Some say the solution is to lower the 35% cap. But squeezers could get around any ceiling if the monitoring is only a joke. And the panacea is not to create a single regulator, which would take years of political wrangling to accomplish. Instead, a simple and effective step for Corrigan would be to beef up the New York Fed's weak dealer-surveillance unit into a sharper-eyed monitor of bidding and trading. The SEC would be happy to show him how to get better, more timely information from market players.
-- Open the market. Treasury's auctions are still paper-and-pencil affairs. Primary dealers use runners to deliver handwritten bids to the New York Fed. In theory, anyone can offer a competitive bid. In practice, only the 40 primary dealers have the information to bid successfully for themselves and their customers.

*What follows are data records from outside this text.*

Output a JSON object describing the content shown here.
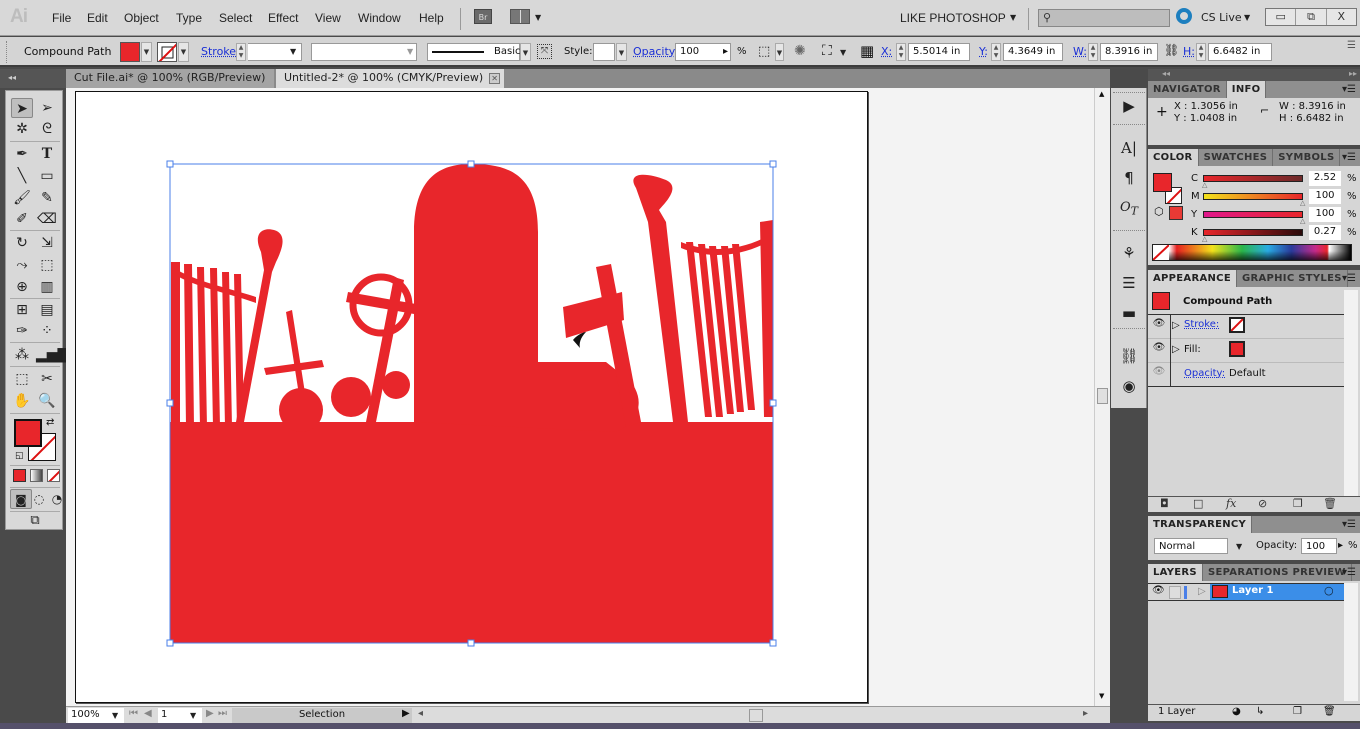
{
  "app": {
    "logo": "Ai"
  },
  "menu": [
    "File",
    "Edit",
    "Object",
    "Type",
    "Select",
    "Effect",
    "View",
    "Window",
    "Help"
  ],
  "bridge_label": "Br",
  "workspace": {
    "name": "LIKE PHOTOSHOP",
    "search_placeholder": ""
  },
  "cs_live": "CS Live",
  "window_controls": {
    "minimize": "▭",
    "restore": "⧉",
    "close": "X"
  },
  "control_bar": {
    "selection_type": "Compound Path",
    "fill_color": "#e8262b",
    "stroke_label": "Stroke:",
    "stroke_weight": "",
    "variable_width": "",
    "brush": "Basic",
    "style_label": "Style:",
    "opacity_label": "Opacity:",
    "opacity_value": "100",
    "opacity_unit": "%",
    "x_label": "X:",
    "x_value": "5.5014 in",
    "y_label": "Y:",
    "y_value": "4.3649 in",
    "w_label": "W:",
    "w_value": "8.3916 in",
    "h_label": "H:",
    "h_value": "6.6482 in"
  },
  "documents": [
    {
      "title": "Cut File.ai* @ 100% (RGB/Preview)",
      "active": false
    },
    {
      "title": "Untitled-2* @ 100% (CMYK/Preview)",
      "active": true
    }
  ],
  "status": {
    "zoom": "100%",
    "page": "1",
    "tool": "Selection"
  },
  "info_panel": {
    "tabs": [
      "NAVIGATOR",
      "INFO"
    ],
    "x": "X  : 1.3056 in",
    "y": "Y  : 1.0408 in",
    "w": "W : 8.3916 in",
    "h": "H  : 6.6482 in"
  },
  "color_panel": {
    "tabs": [
      "COLOR",
      "SWATCHES",
      "SYMBOLS"
    ],
    "channels": [
      {
        "label": "C",
        "value": "2.52",
        "unit": "%"
      },
      {
        "label": "M",
        "value": "100",
        "unit": "%"
      },
      {
        "label": "Y",
        "value": "100",
        "unit": "%"
      },
      {
        "label": "K",
        "value": "0.27",
        "unit": "%"
      }
    ],
    "fill_color": "#e8262b"
  },
  "appearance_panel": {
    "tabs": [
      "APPEARANCE",
      "GRAPHIC STYLES"
    ],
    "object": "Compound Path",
    "rows": [
      {
        "label": "Stroke:",
        "kind": "stroke"
      },
      {
        "label": "Fill:",
        "kind": "fill"
      },
      {
        "label": "Opacity:",
        "value": "Default",
        "kind": "opacity"
      }
    ]
  },
  "transparency_panel": {
    "tab": "TRANSPARENCY",
    "blend_mode": "Normal",
    "opacity_label": "Opacity:",
    "opacity_value": "100",
    "unit": "%"
  },
  "layers_panel": {
    "tabs": [
      "LAYERS",
      "SEPARATIONS PREVIEW"
    ],
    "layers": [
      {
        "name": "Layer 1"
      }
    ],
    "count": "1 Layer"
  },
  "colors": {
    "accent_red": "#e8262b",
    "selection_blue": "#4a7fe8",
    "layer_highlight": "#3b8ee8"
  }
}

Treasury is considering requiring large customers to submit bids directly rather than buying through dealers. A better idea: set up a computerized market open to direct bids by hundreds of institutions.
-- Swamp the squeezers. Treasury has the power to break a squeeze by hitting the market with a special issue of notes. It hasn't done so because that would disrupt its announced borrowing schedule. Treasury should realize that a squeeze does more damage than does a minor calendar change.
If handled badly, the Salomon scandal could bring a replay of the banking credit crunch. "Lax regulation that suddenly turns tough at exactly the wrong time could choke this market," frets an official at one primary dealer. The Treasury and the Fed have the power to prevent that by shaping rules that guarantee a robust yet fair market. They shouldn't wait any longer.